DOD, agencies prepare for major spending cuts Obama seeks sequester delay;
March 1 and 27 key dates
The sequestration threat bringing huge cutbacks in federal spending is now moving closer to reality as March approaches.
The “fiscal cliff” deal reached by the Senate and White House last month outlined two key dates for action next month.
If Congress and the White House take no action by March 1, across-the-board cuts under sequestration would be implemented on March 27, according to the legislation.
March 27 also is the day the current federal spending resolution expires.
The sequester originated in the agreement between Congress and the White House to raise the nation’s debt ceiling in 2011. The sequester was to have gone into effect in January, but a deal was struck to postpone it to March.

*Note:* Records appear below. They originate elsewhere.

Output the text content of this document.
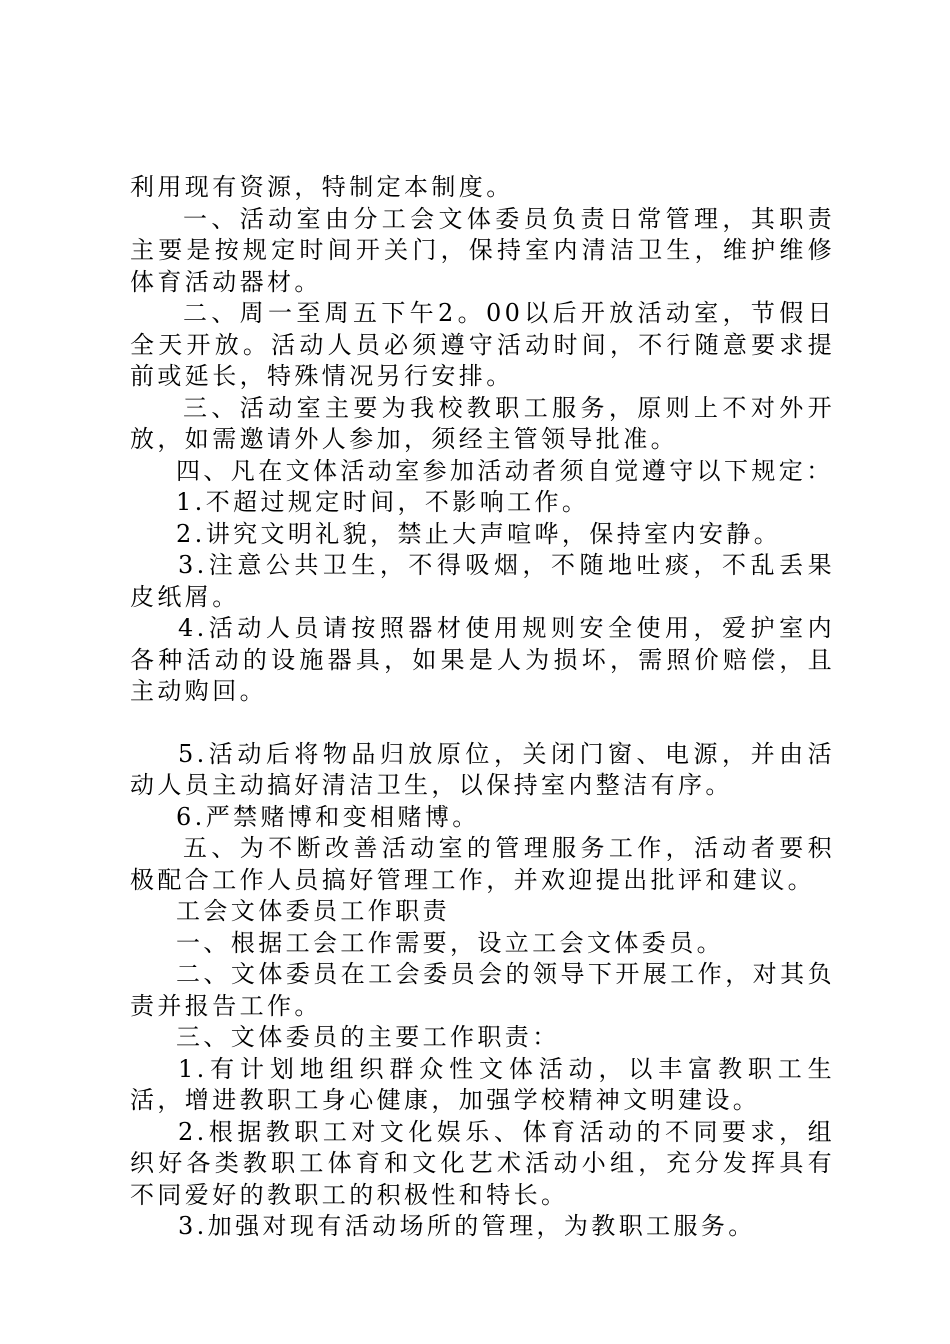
利用现有资源，特制定本制度。

一、活动室由分工会文体委员负责日常管理，其职责主要是按规定时间开关门，保持室内清洁卫生，维护维修体育活动器材。

二、周一至周五下午2。00以后开放活动室，节假日全天开放。活动人员必须遵守活动时间，不行随意要求提前或延长，特殊情况另行安排。

三、活动室主要为我校教职工服务，原则上不对外开放，如需邀请外人参加，须经主管领导批准。

四、凡在文体活动室参加活动者须自觉遵守以下规定：

1.不超过规定时间，不影响工作。

2.讲究文明礼貌，禁止大声喧哗，保持室内安静。

3.注意公共卫生，不得吸烟，不随地吐痰，不乱丢果皮纸屑。

4.活动人员请按照器材使用规则安全使用，爱护室内各种活动的设施器具，如果是人为损坏，需照价赔偿，且主动购回。

5.活动后将物品归放原位，关闭门窗、电源，并由活动人员主动搞好清洁卫生，以保持室内整洁有序。

6.严禁赌博和变相赌博。

五、为不断改善活动室的管理服务工作，活动者要积极配合工作人员搞好管理工作，并欢迎提出批评和建议。

工会文体委员工作职责

一、根据工会工作需要，设立工会文体委员。

二、文体委员在工会委员会的领导下开展工作，对其负责并报告工作。

三、文体委员的主要工作职责：

1.有计划地组织群众性文体活动，以丰富教职工生活，增进教职工身心健康，加强学校精神文明建设。

2.根据教职工对文化娱乐、体育活动的不同要求，组织好各类教职工体育和文化艺术活动小组，充分发挥具有不同爱好的教职工的积极性和特长。

3.加强对现有活动场所的管理，为教职工服务。
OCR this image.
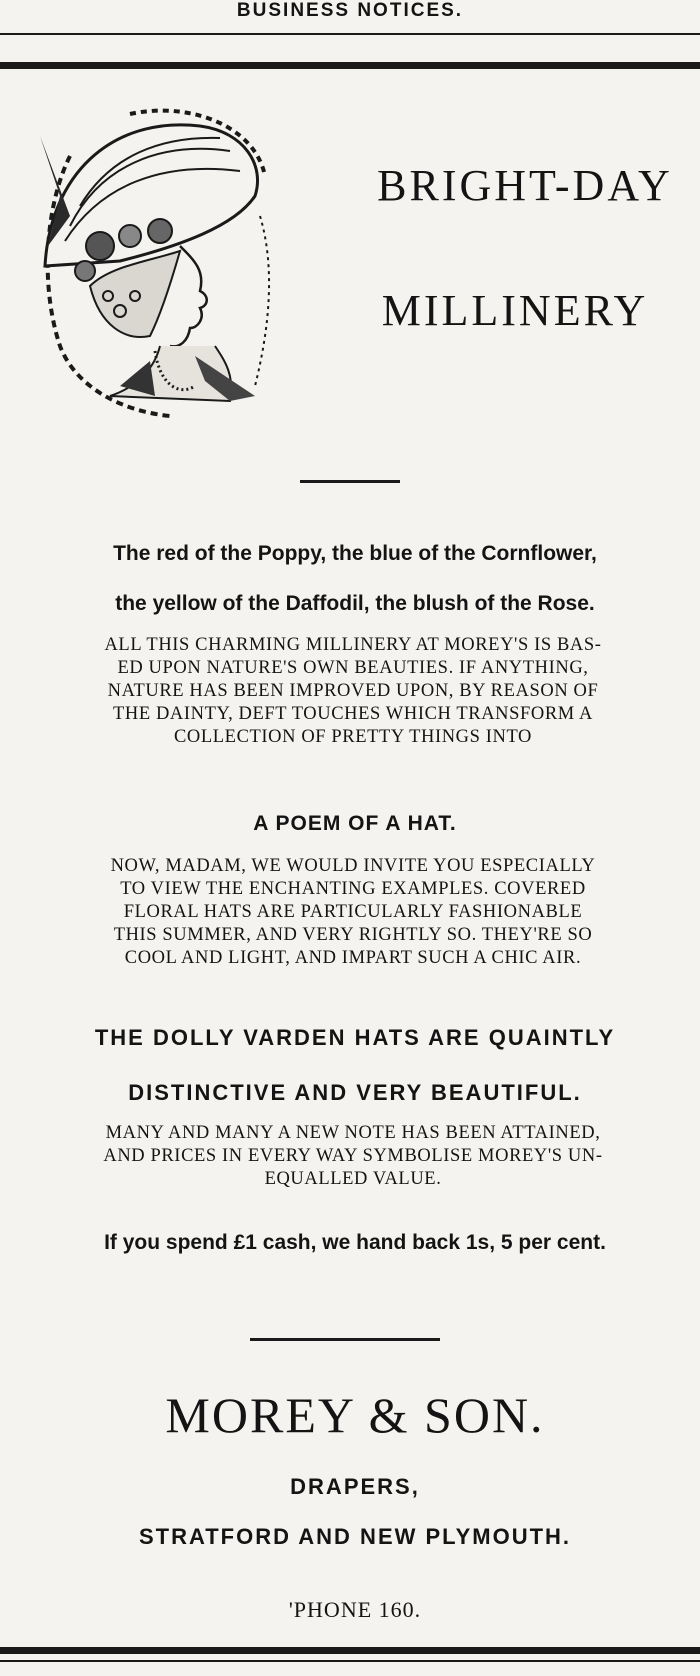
BUSINESS NOTICES.
BRIGHT-DAY
MILLINERY
The red of the Poppy, the blue of the Cornflower,
the yellow of the Daffodil, the blush of the Rose.
ALL THIS CHARMING MILLINERY AT MOREY'S IS BAS-
ED UPON NATURE'S OWN BEAUTIES. IF ANYTHING,
NATURE HAS BEEN IMPROVED UPON, BY REASON OF
THE DAINTY, DEFT TOUCHES WHICH TRANSFORM A
COLLECTION OF PRETTY THINGS INTO
A POEM OF A HAT.
NOW, MADAM, WE WOULD INVITE YOU ESPECIALLY
TO VIEW THE ENCHANTING EXAMPLES. COVERED
FLORAL HATS ARE PARTICULARLY FASHIONABLE
THIS SUMMER, AND VERY RIGHTLY SO. THEY'RE SO
COOL AND LIGHT, AND IMPART SUCH A CHIC AIR.
THE DOLLY VARDEN HATS ARE QUAINTLY
DISTINCTIVE AND VERY BEAUTIFUL.
MANY AND MANY A NEW NOTE HAS BEEN ATTAINED,
AND PRICES IN EVERY WAY SYMBOLISE MOREY'S UN-
EQUALLED VALUE.
If you spend £1 cash, we hand back 1s, 5 per cent.
MOREY & SON.
DRAPERS,
STRATFORD AND NEW PLYMOUTH.
'PHONE 160.
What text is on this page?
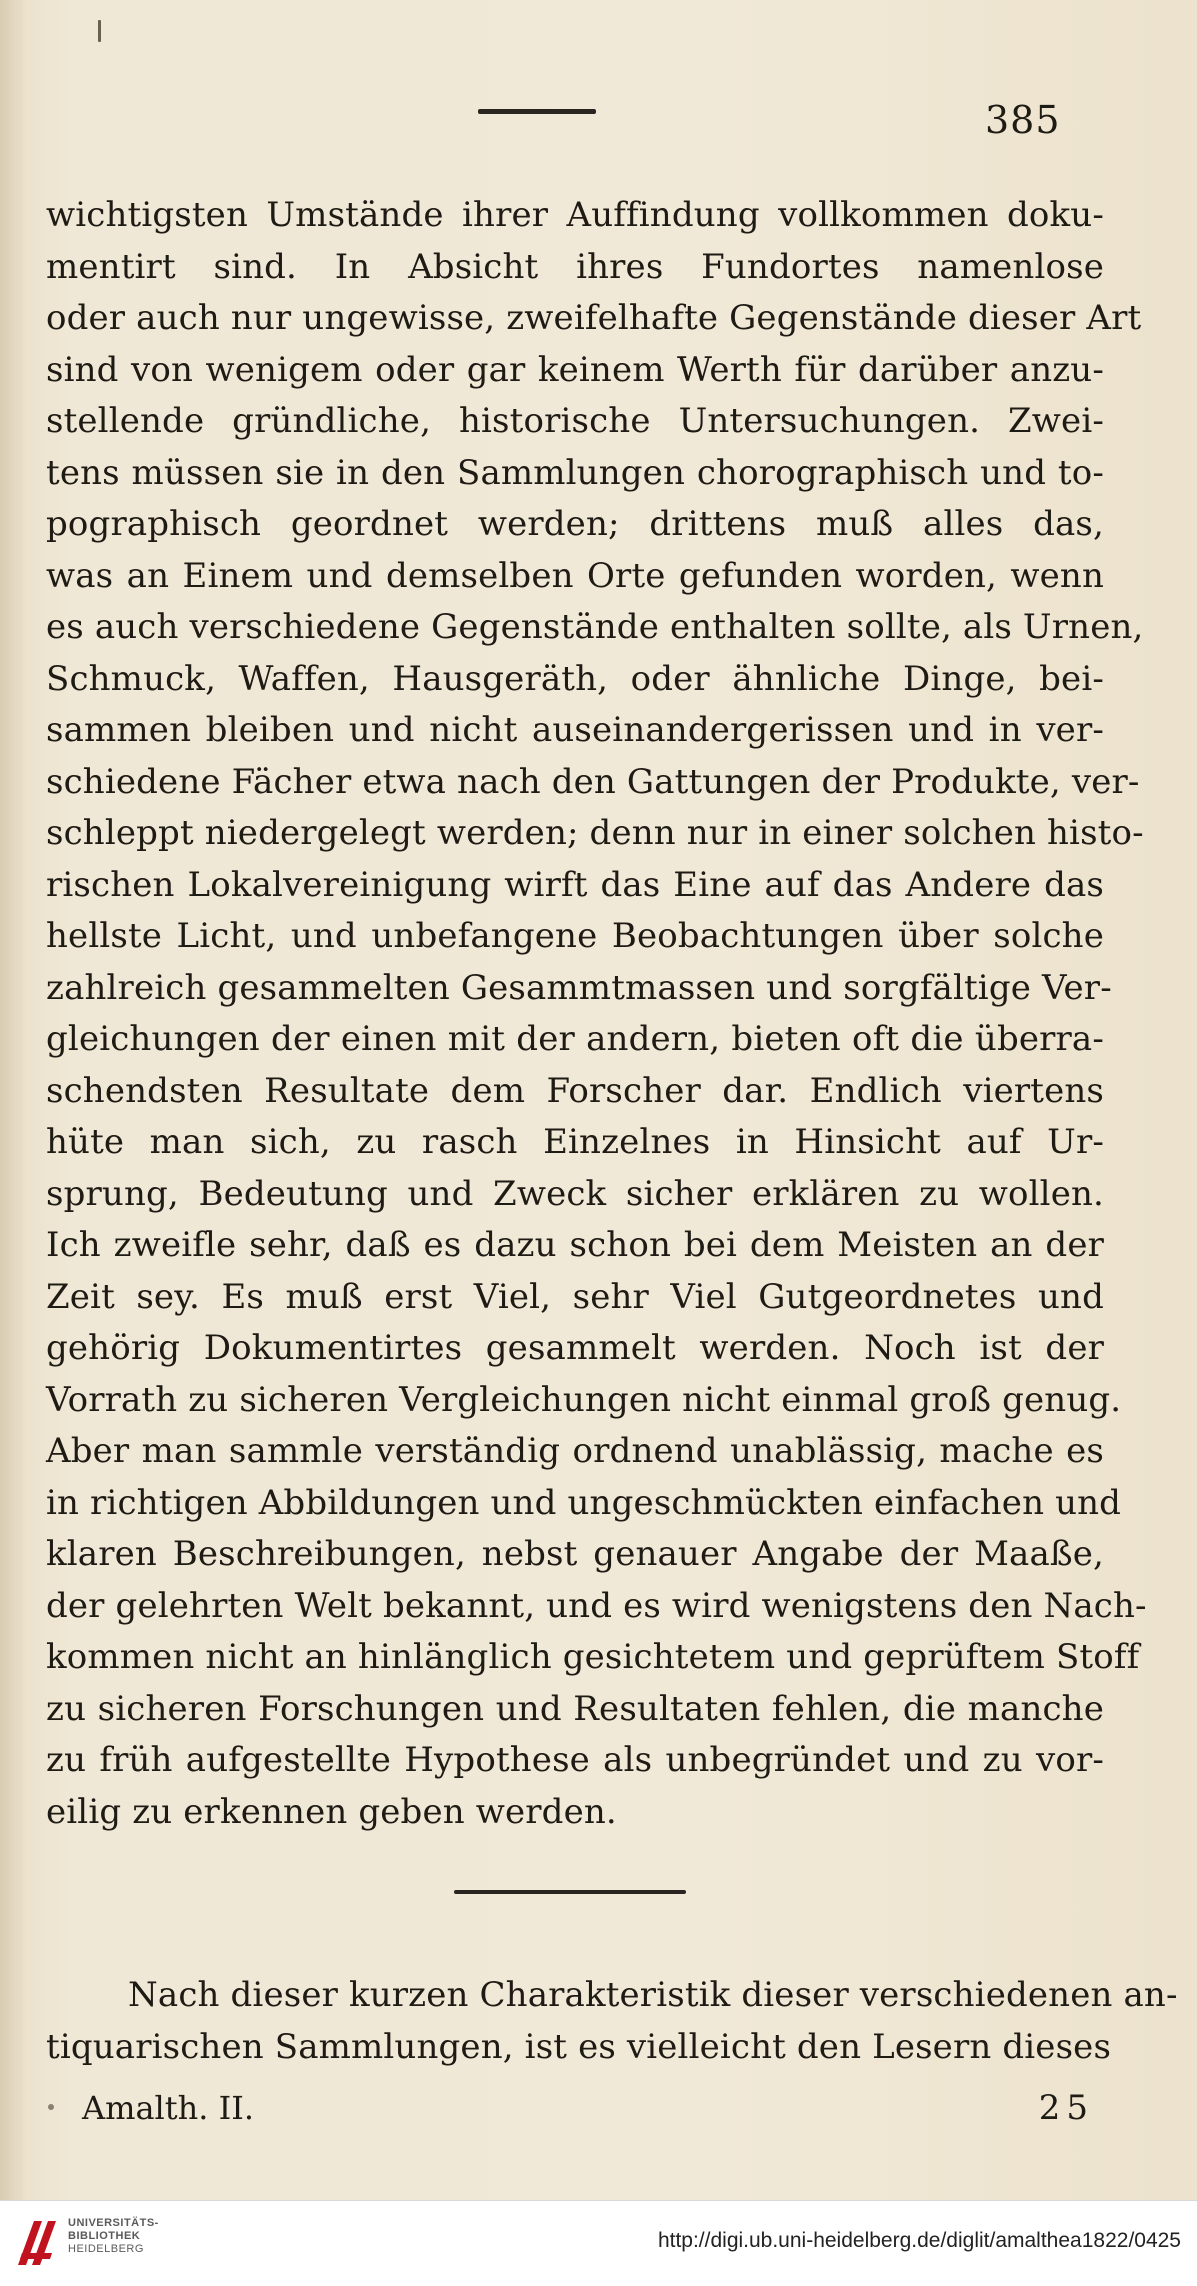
385
wichtigsten Umstände ihrer Auffindung vollkommen doku-
mentirt sind. In Absicht ihres Fundortes namenlose
oder auch nur ungewisse, zweifelhafte Gegenstände dieser Art
sind von wenigem oder gar keinem Werth für darüber anzu-
stellende gründliche, historische Untersuchungen. Zwei-
tens müssen sie in den Sammlungen chorographisch und to-
pographisch geordnet werden; drittens muß alles das,
was an Einem und demselben Orte gefunden worden, wenn
es auch verschiedene Gegenstände enthalten sollte, als Urnen,
Schmuck, Waffen, Hausgeräth, oder ähnliche Dinge, bei-
sammen bleiben und nicht auseinandergerissen und in ver-
schiedene Fächer etwa nach den Gattungen der Produkte, ver-
schleppt niedergelegt werden; denn nur in einer solchen histo-
rischen Lokalvereinigung wirft das Eine auf das Andere das
hellste Licht, und unbefangene Beobachtungen über solche
zahlreich gesammelten Gesammtmassen und sorgfältige Ver-
gleichungen der einen mit der andern, bieten oft die überra-
schendsten Resultate dem Forscher dar. Endlich viertens
hüte man sich, zu rasch Einzelnes in Hinsicht auf Ur-
sprung, Bedeutung und Zweck sicher erklären zu wollen.
Ich zweifle sehr, daß es dazu schon bei dem Meisten an der
Zeit sey. Es muß erst Viel, sehr Viel Gutgeordnetes und
gehörig Dokumentirtes gesammelt werden. Noch ist der
Vorrath zu sicheren Vergleichungen nicht einmal groß genug.
Aber man sammle verständig ordnend unablässig, mache es
in richtigen Abbildungen und ungeschmückten einfachen und
klaren Beschreibungen, nebst genauer Angabe der Maaße,
der gelehrten Welt bekannt, und es wird wenigstens den Nach-
kommen nicht an hinlänglich gesichtetem und geprüftem Stoff
zu sicheren Forschungen und Resultaten fehlen, die manche
zu früh aufgestellte Hypothese als unbegründet und zu vor-
eilig zu erkennen geben werden.
Nach dieser kurzen Charakteristik dieser verschiedenen an-
tiquarischen Sammlungen, ist es vielleicht den Lesern dieses
Amalth. II.	25
UNIVERSITÄTS-
BIBLIOTHEK
HEIDELBERG	http://digi.ub.uni-heidelberg.de/diglit/amalthea1822/0425
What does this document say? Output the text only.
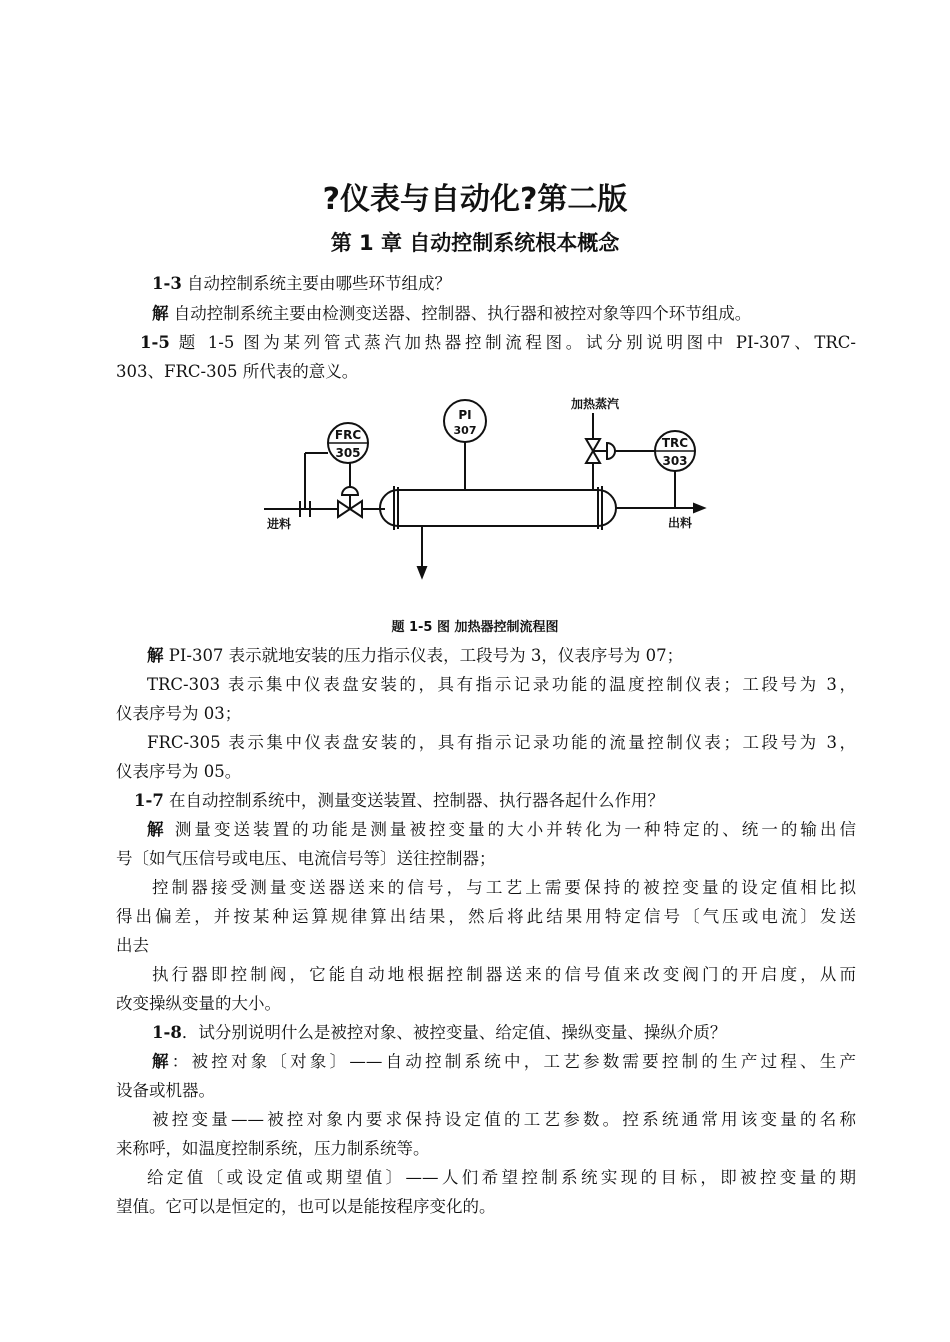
?仪表与自动化?第二版
第 1 章 自动控制系统根本概念

1-3 自动控制系统主要由哪些环节组成？

解 自动控制系统主要由检测变送器、控制器、执行器和被控对象等四个环节组成。

1-5 题 1-5 图为某列管式蒸汽加热器控制流程图。试分别说明图中 PI-307、TRC-

303、FRC-305 所代表的意义。

FRC
305
PI
307
TRC
303
加热蒸汽
进料	出料
题 1-5 图 加热器控制流程图

解 PI-307 表示就地安装的压力指示仪表，工段号为 3，仪表序号为 07；

TRC-303 表示集中仪表盘安装的，具有指示记录功能的温度控制仪表；工段号为 3，

仪表序号为 03；

FRC-305 表示集中仪表盘安装的，具有指示记录功能的流量控制仪表；工段号为 3，

仪表序号为 05。

1-7 在自动控制系统中，测量变送装置、控制器、执行器各起什么作用？

解 测量变送装置的功能是测量被控变量的大小并转化为一种特定的、统一的输出信

号〔如气压信号或电压、电流信号等〕送往控制器；

控制器接受测量变送器送来的信号，与工艺上需要保持的被控变量的设定值相比拟

得出偏差，并按某种运算规律算出结果，然后将此结果用特定信号〔气压或电流〕发送

出去

执行器即控制阀，它能自动地根据控制器送来的信号值来改变阀门的开启度，从而

改变操纵变量的大小。

1-8．试分别说明什么是被控对象、被控变量、给定值、操纵变量、操纵介质？

解：被控对象〔对象〕——自动控制系统中，工艺参数需要控制的生产过程、生产

设备或机器。

被控变量——被控对象内要求保持设定值的工艺参数。控系统通常用该变量的名称

来称呼，如温度控制系统，压力制系统等。

给定值〔或设定值或期望值〕——人们希望控制系统实现的目标，即被控变量的期

望值。它可以是恒定的，也可以是能按程序变化的。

On Feb. 5, President Obama called upon Congress to delay the sequester in order to avoid significant damage to the economic recovery. The Bipartisan Policy Center says the sequester could kill a million jobs over the next two years.
In response, a group of Republican congressional leaders is expected to offer a plan to avoid across-the-board cuts through a 10% reduction in the federal workforce, according to Politico.
However, the newspaper also noted that the idea of a blunt cut to the workforce has been floating around for a while without much support.
Defense Secretary Leon Panetta said on Feb. 6 that the sequester cutbacks of $46 billion this year would create a “a serious disruption in defense programs and a sharp decline in our military readiness,” according to CNN.
The Pentagon and all federal agencies face an approximately 8% budget cut under sequestration.
DOD officials previously were reported to be preparing for mass furloughs for the civilian workforce starting in April; however, Panetta told GovExec on Jan. 31 that furloughs are not a sure thing. The department froze hiring in January and is preparing to lay off 46,000 temporary employees.
Civilian agencies are expected to begin releasing sequestration details to employees shortly.